Spot on! Understanding the customers needs is the key to get more business. If you are able to imagine what the client s=is going to need, you are going to bank happily and serving the clients at the same time. I always place myself in shoes of my prospective clients before designing a service. As i provide link building services, I need to understand, what are the perspectives of client. How does he see link building and how much does he think I should charge for this service.  
 
I read peoples comments on forums and blogs to assess there needs and once, I have pin pointed one, I start offer that service.

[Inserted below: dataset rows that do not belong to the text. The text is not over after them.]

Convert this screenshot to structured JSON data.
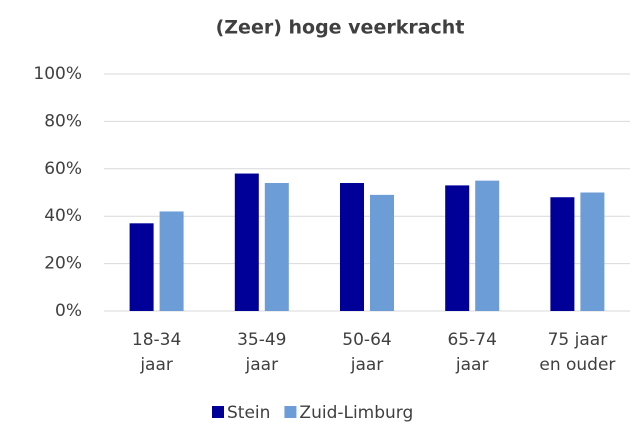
{
  "chart_data": {
    "type": "bar",
    "title": "(Zeer) hoge veerkracht",
    "categories": [
      [
        "18-34",
        "jaar"
      ],
      [
        "35-49",
        "jaar"
      ],
      [
        "50-64",
        "jaar"
      ],
      [
        "65-74",
        "jaar"
      ],
      [
        "75 jaar",
        "en ouder"
      ]
    ],
    "series": [
      {
        "name": "Stein",
        "color": "#000099",
        "values": [
          37,
          58,
          54,
          53,
          48
        ]
      },
      {
        "name": "Zuid-Limburg",
        "color": "#6d9dd6",
        "values": [
          42,
          54,
          49,
          55,
          50
        ]
      }
    ],
    "ylim": [
      0,
      100
    ],
    "yticks": [
      {
        "value": 0,
        "label": "0%"
      },
      {
        "value": 20,
        "label": "20%"
      },
      {
        "value": 40,
        "label": "40%"
      },
      {
        "value": 60,
        "label": "60%"
      },
      {
        "value": 80,
        "label": "80%"
      },
      {
        "value": 100,
        "label": "100%"
      }
    ],
    "grid": true,
    "legend": "bottom"
  }
}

posted on Tuesday, December 13, 2011 at 10:07 PM by Ilyas Sahi


For a successful marketing campaign knowing the prospect customers is most important. Customers needs and requirement is at prime for the marketers, so here we require well defined Marketing Personas. Here some good tips are shred to have well defined Marketing Personas. Good work Lauren. Keep it up.

posted on Tuesday, December 13, 2011 at 11:16 PM by Transcription Company


Lauren,  
 
This is a great primer that every new marketer needs to read. You make it sound easy, and it can be, if you remember that as a marketer we might have a terrific product or service to offer, its only great if we solve a customers "real" problem, make it easy for the customer to get and lastly know where and how our "customers" spend their time. Adding all of these building blocks together will help develop great marketers.

posted on Wednesday, December 14, 2011 at 12:54 AM by Patina Marketing


Thanks for the great post Lauren. I would add that it's critical to interview buyers to get this information. Reliance on internal data is inconsistent with the key word you've used here -- insights. An insight is something really important that isn't obvious, and that helps the marketer to clarify a decisions that would otherwise be murky. 
 
With a few hours of training, marketers can learn how to interview buyers and gain real insights. This is the essential step to make personas actionable and insightful.

posted on Wednesday, December 14, 2011 at 8:16 PM by Adele Revella


Insightful stuff. Over the years, working at an ad agency, we've used personas as a foundational component in the development of effective marketing strategy. I was always lucky to work with great Account Planners, who were extremely skilled at not just learning the basics of media consumption and demographics, but really diving into the pcychology behind purchase consideration and motivation. My favorite, a persona we developed several years ago for InFocus as they were breaking into the B2C world. The audience was a 22-35 year guy who was all about impressing his friends and co-workers. We called him the "$60,000 Millionaire" and had a lot of fun developing campaigns to target him in creative and effective ways.

posted on Tuesday, December 20, 2011 at 4:36 PM by Scott Kendall


That's spot on.  
No two customers are the same and defining and segmenting your prospective customers will help you target them and then market to them in a better way. 
 
We defined all our marketing messages this way and it's really worked.

posted on Friday, December 30, 2011 at 9:01 AM by Manuel da Costa


Understanding a customer's needs is so important. For awhile I was pushing out what I wanted, but after listening to my customers, I was able to refine my services and tailor them to what customers were demanding! 

posted on Friday, December 30, 2011 at 11:32 AM by Jenny Finke


Comments have been closed for this article.